Elections régionales : la démocratie sera-t-elle confinée ?


Droit


25 mars 2021

L’hypothèse d’un nouveau report des scrutins régionaux et départementaux en cas de prolongation de l’état d’urgence sanitaire passe mal dans l’opposition au président Macron.

Elles auraient dû se dérouler durant ce mois de mars. Mais la troisième vague naissante de Covid-19 a provoqué le report des élections régionales et départementales aux 13 et 20 juin. Alors que la pandémie vient de pousser le gouvernement à plonger près des deux tiers des Français dans une nouvelle forme de confinement, le respect du calendrier électoral n’est pas vraiment garanti. Ce qui ne manque pas d’alimenter la polémique. L’incertitude est née de la probable reconduction de l’état d’urgence sanitaire au-delà de son terme actuellement fixé, soit le 1er juin. Le 17 mars, le Premier ministre a évoqué cette hypothèse devant des députés, laissant supposer un nouveau décalage des scrutins. La question s’était déjà posée il y a un an, au moment des municipales, amputées de leur second tour suite à un premier tour controversé deux jours avant le premier confinement. L’exécutif avait alors suivi les recommandations du conseil scientifique. Et les souhaits de la plupart des partis politiques, qui comptaient sur ce rendez-vous avec les urnes pour affaiblir Emmanuel Macron. Cette fois encore, les spécialistes qui avisent le président de la République sont attendus sur le sujet. C’est en tout cas ce qu’a expliqué Christophe Castaner, ministre de l’Intérieur à l’heure de la première vague épidémique, devenu président du groupe La République en marche à l’Assemblée nationale. "Il n’y a pas de doute au moment présent", a-t-il vite indiqué aux esprits inquiets. Et soupçonneux.

"Dans quinze jours, le conseil scientifique doit se prononcer et tenter de se projeter sur la fin du mois de juin. Il ne s’agit pas aujourd’hui de laisser penser que les élections n’auraient pas lieu". C’est bien ce qu’espère la droite, qui craint que l’étude en cours sur la faisabilité des élections ne cache rien d’autre qu’une manœuvre politicienne. D’où un florilège de déclarations émanant de quelques ténors des Républicains. "Dans tous les pays européens on a voté. L’enjeu est d’organiser ces élections et la vie démocratique sous protection", estime sobrement le patron des députés LR, Damien Abad.
Plus cinglant, Bruno Retailleau, pense qu’"Emmanuel Macron va tout tenter.
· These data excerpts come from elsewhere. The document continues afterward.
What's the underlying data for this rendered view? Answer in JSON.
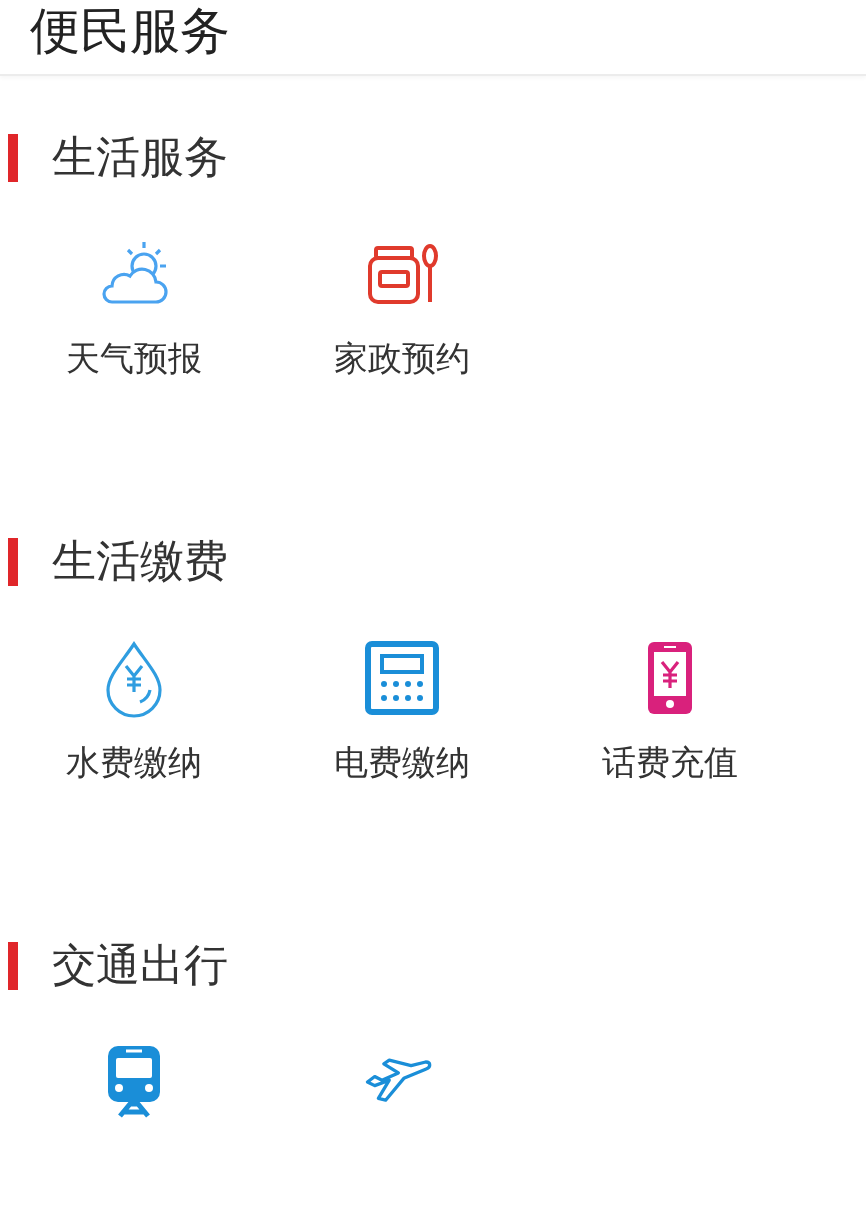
{
  "header": {
    "title": "便民服务"
  },
  "sections": [
    {
      "title": "生活服务",
      "items": [
        {
          "kind": "weather",
          "label": "天气预报"
        },
        {
          "kind": "housekeeping",
          "label": "家政预约"
        }
      ]
    },
    {
      "title": "生活缴费",
      "items": [
        {
          "kind": "water",
          "label": "水费缴纳"
        },
        {
          "kind": "electricity",
          "label": "电费缴纳"
        },
        {
          "kind": "phone",
          "label": "话费充值"
        }
      ]
    },
    {
      "title": "交通出行",
      "items": [
        {
          "kind": "train"
        },
        {
          "kind": "plane"
        }
      ]
    }
  ]
}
Il est bien meilleur à gérer son avenir qu’à gérer la France". Et le président du groupe LR au sénat de poursuivre : "Qu’on arrête de nous dire qu’on peut télétravailler et ne pas faire de télécampagne". À droite, c’est clair, Macron n’aspire qu’à repousser ces régionales risquées pour lui au-delà de la présidentielle de 2022. Le 21 mars, via une tribune publiée sur le site du Figaro, dix présidents de régions, de droite comme de gauche, ont fait savoir leur opposition à un éventuel report du scrutin programmé en juin. "Toutes les élections sont essentielles. Ce n’est pas au conseil scientifique de confiner la démocratie", martèlent les signataires.
"La situation sanitaire de mars peut-elle, sous couvert d’une clause de revoyure, servir de prétexte au report d’une échéance électorale prévue en juin ?", se demandent-ils, en rappelant que "citoyens, entreprises, associations, nous avons toutes et tous su adapter nos modalités de fonctionnement, notre accès à l’information, notre manière de débattre". Parmi ces élus impatients de renouer avec les urnes, trois pointures de la droite : Xavier Bertrand, Valérie Pécresse et Laurent Wauquiez, qui figurent aussi parmi les concurrents possibles du chef de l État à l’horizon 2022.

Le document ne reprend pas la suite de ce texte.